Professor Thaler has been writing about poor decision making by individual investors for over 20 years and his work deserves to be at the forefront of, for example, charity investment committees to help them avoid the trap of what he terms “myopic loss aversion” arising from too short-term a focus and too frequent re-allocation between asset classes.
There is a considerable body of evidence that the individual investment horizon is too short giving rise to “reckless conservatism” revealed by under-allocation to risk assets resulting from loss aversion and underestimation of the investment horizon. Experimental data reveals that individuals at the point of retirement consistently under-estimate their surviving life expectancy by as much as five years. At the same time, they over-estimate the risk of loss from real asset classes forgetting that anyone investing in the MSCI world equity index for at least a twelve-year period since 1970 would have secured a nominal gain; indeed, for the majority of holding periods an annual return of between 5% and 15% would have been achieved.
For those who are now at the point of retirement and can take a 30-year view of their investment horizon Professor Thaler would advocate a 90% allocation to equities, a strategy that would be at the extreme edge of what investment advisers typically suggest to the newly retired today. However, individuals’ tendency towards irrational loss aversion in investment choices is well-illustrated by the amounts invested into cash ISAs rather than their stocks and shares equivalents. Investing in a product designed as a vehicle for the long-term, in an asset class currently earning negative real returns, can only be explained by loss aversion: an unwillingness to accept any loss to accumulated capital while trading away the prospect of any gains.
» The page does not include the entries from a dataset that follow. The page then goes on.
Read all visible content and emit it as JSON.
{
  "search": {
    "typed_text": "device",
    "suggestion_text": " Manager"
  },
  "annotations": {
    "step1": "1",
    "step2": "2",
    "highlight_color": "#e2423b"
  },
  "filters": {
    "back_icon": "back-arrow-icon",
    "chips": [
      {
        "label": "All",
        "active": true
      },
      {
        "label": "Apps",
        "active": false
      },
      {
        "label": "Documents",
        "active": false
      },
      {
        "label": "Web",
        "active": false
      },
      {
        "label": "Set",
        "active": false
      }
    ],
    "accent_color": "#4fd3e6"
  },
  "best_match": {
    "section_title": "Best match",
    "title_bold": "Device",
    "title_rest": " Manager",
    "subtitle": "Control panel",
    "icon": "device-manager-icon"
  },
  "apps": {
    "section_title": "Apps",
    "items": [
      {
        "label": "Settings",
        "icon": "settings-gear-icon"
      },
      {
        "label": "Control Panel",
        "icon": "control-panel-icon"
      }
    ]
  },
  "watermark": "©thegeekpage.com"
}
I deliberately began by describing the poor investment choices made by individuals before moving on to consider some lessons from behavioural economics for investment committees. Collective decision making in a committee context is informed by the experience of the individuals who comprise it so that individual behaviour has to be understood. Individuals bring to the table their own experiences, they display availability bias in applying what they know and are familiar with to new and less familiar situations. If individuals demonstrably struggle to invest wisely, and with a poor grasp of their personal time horizon, they will find it hard to adapt to the possibly perpetual time horizon required in investing a permanent endowment fund.